Last year when we came to Italy, we went first to Venice and then to Florence and then to Rome.

We rented an apartment in Rome near the Vatican, and one evening went out for ice cream with our landlords. They had two bambini and we have one. In the course of the conversation, we discussed a large factory complex on an island outside of Venice that lies empty and unused. Marghera, I think it’s called.

“Some entrepreneur should come along and re-purpose the space,” I said. “Turn it into a nightclub or a mall or a skating rink.”

“That is not possible,” exclaimed our landlady, a lawyer, with total certainty.

“Sure it’s possible,” I shrugged. “Some bright person will come along and think of a way to re-use the space and make it productive. It doesn’t have to sit there and be empty. It could be an auction space, a market, or an art gallery. It could be anything.”

She insisted vigorously and with a rigid refusal to consider any other possibility that such a thing was not possible. The only possibility was that the factory would continue to lie fallow–forever.

She was a smart and educated woman, but I ended up looking at her and thinking that she was quite backwards. That’s my cultural bias, of course. In the US, some hotshot entrepreneur would come along and do something clever with the space and turn it into the next hot spot. If the first entrepreneur failed, the second would succeed. If the second didn’t, the fifth would.

The US–despite Obama’s best efforts to destroy the middle class and create a totalitarian state where every citizen’s most picayune communications are watched over by the NSA–is still all about reinvention. We still get second and third chances. Note to literary readers: we have long sense superseded Gatsby’s assumptions.

But in Italy, there is only one option: that the unused factory space, which was expensive to build, will remain empty and useless.

It’s an attitude that Sabin and I have encountered over and over again in our travels through Italy: “No can do.”

It’s not the fault of ordinary Italians. We meet people who work really hard. Over and over again, we hear the same thing: the bureaucracy in Italy is set up to thwart citizens, to deny fledging businesses any hope of success, and to create the conditions for business failure.

This year, our friend Paolo who owns rental apartments shared with us some of his woes. The government is constantly changing regulations, hoping to trip up rental businesses and thus fine them outrageously before shutting them down. This belligerence is in part sponsored by hotels, who don’t want tourists to have the option of renting apartments. But it is also the government trying to squeeze ever more taxes, fees, financial obligations, and huge fines out of a middle-class that is already wrung dry.

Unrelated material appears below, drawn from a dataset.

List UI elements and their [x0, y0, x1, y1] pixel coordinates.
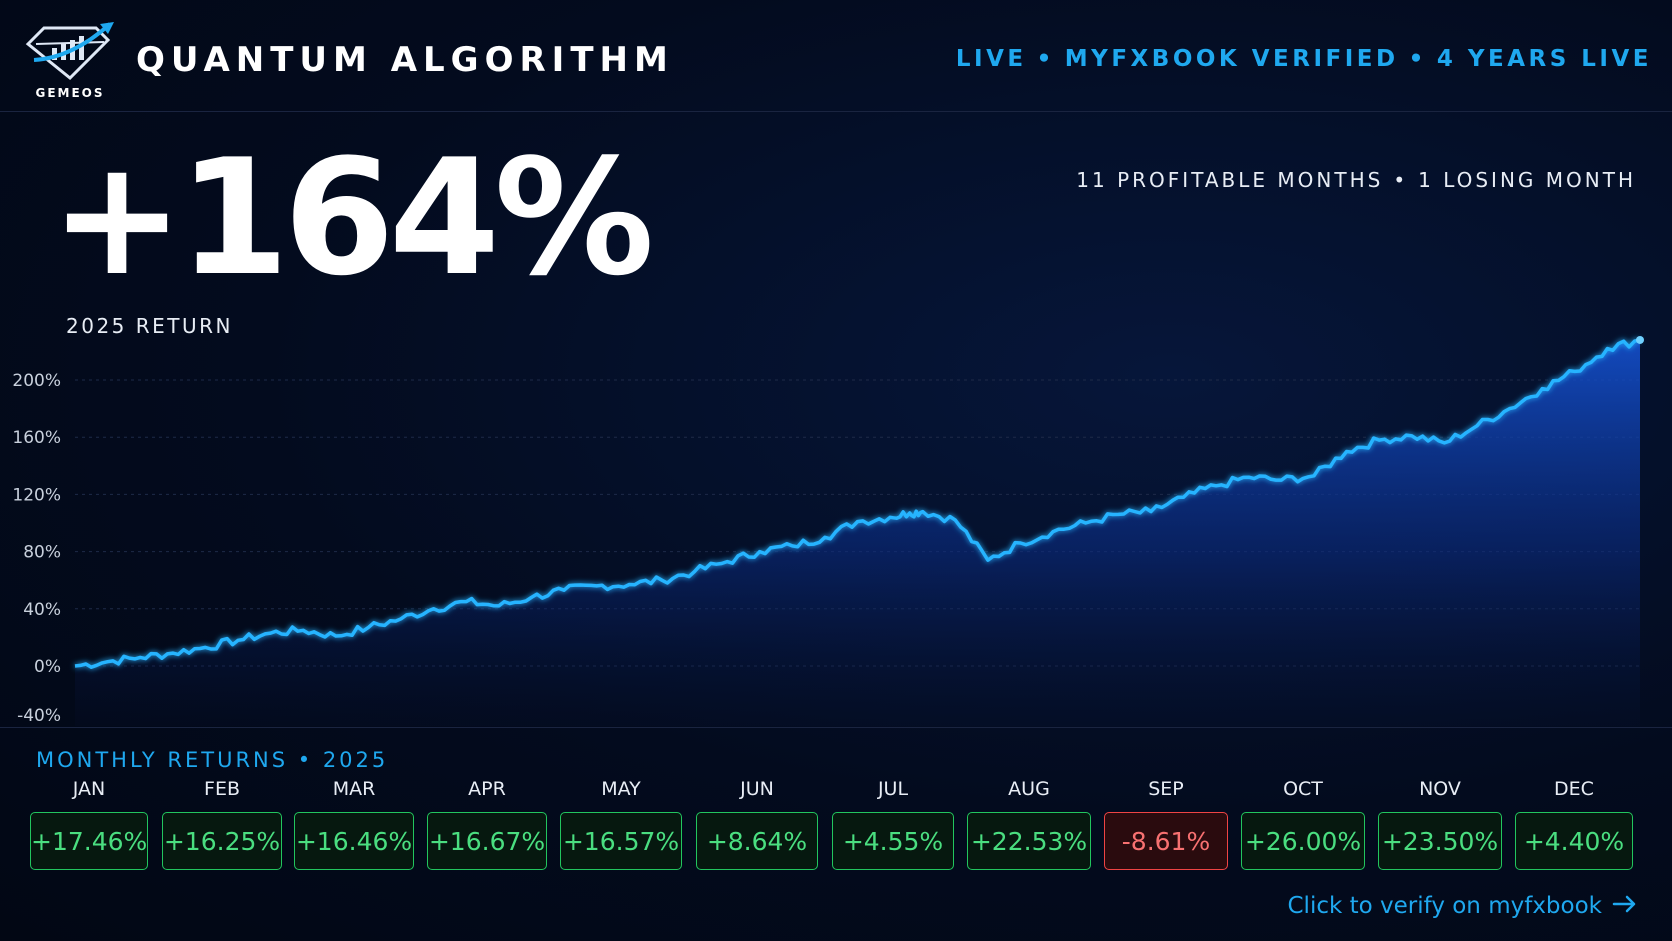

Other friends of ours here recounted how the government abruptly raised certain taxes from 20% to 22%, and consequently, over half of the small mom-and-pop shops went out of business. That 2% was everything for them. Businesses here have to pay for production, and they don’t get tax credits for it. Out of 1 euro, our friend said, he gets 40 euro cents, if he’s lucky. Sixty euro cents goes to the government, taxes, fees, tariffs, etc.

Plus, in Italy, the government can simply take funds out of a citizen’s bank account whenever it wants, like when it suddenly changes the rules on permits. A small business owner can go to the bank one morning and find there is substantially less than he or she expected–because of overnight changes.

Speaking of apartments, in Venice, there is a glut of unoccupied, closed up apartments. Families who have owned apartments forever have stopped offering vacation rentals because the government keeps changing the rules, and they don’t want to pay capricious and punitive fines. Owners are afraid to rent to students because they run the risk of the students destroying the property, and they’re even more afraid to rent to regular folks. If the renters stop paying, it’s almost impossible to evict them–especially if they have children.

So the smart thing to do is not to rent out apartments, but to board them up and let them be empty. And that is exactly what many Venetians do.

Our friends who run a small establishment won’t hire anyone to help them, because the laws governing labor are oppressively burdensome. So the husband and wife do everything themselves, and sometimes his mother pitches in.

Socialism destroys opportunities.

Then there is the corruption factor.

People still mention the Mafia. It’s a problem, more in the south than in the north, but people are aware that the Mafia influences the government and the passage of laws, that there is a criminal factor in the running of their country. In fact, in many places in the south, the Mafia is the government. What a shame.

One thing I always ask Italians, after everyone has had a little wine: “Perche Berlusconi?” I am thinking, How the hell could you have elected someone as mind-bogglingly corrupt, stupid, and bad for Italy as Berlusconi, and kept him in office for twenty years? If I am feeling particularly controversial, I mention the Bunga Bunga parties.

Over the last few years, many answers have erupted. Berlusconi owns much of the media is a favorite excuse. Someone from my Italian publisher told me that people voted for Berlusconi because they hoped that they, too, like him, would get away with corrupt behavior. “I am embarrassed about him,” one Italian woman, an educated professional, confessed the other day.

So here is a country with one of the great artistic, cultural, and historical patrimonies on Earth, and it is stuck in the mud and sinking. Italy is mired in failure, backward-thinking, socialism, and corruption. Che peccato.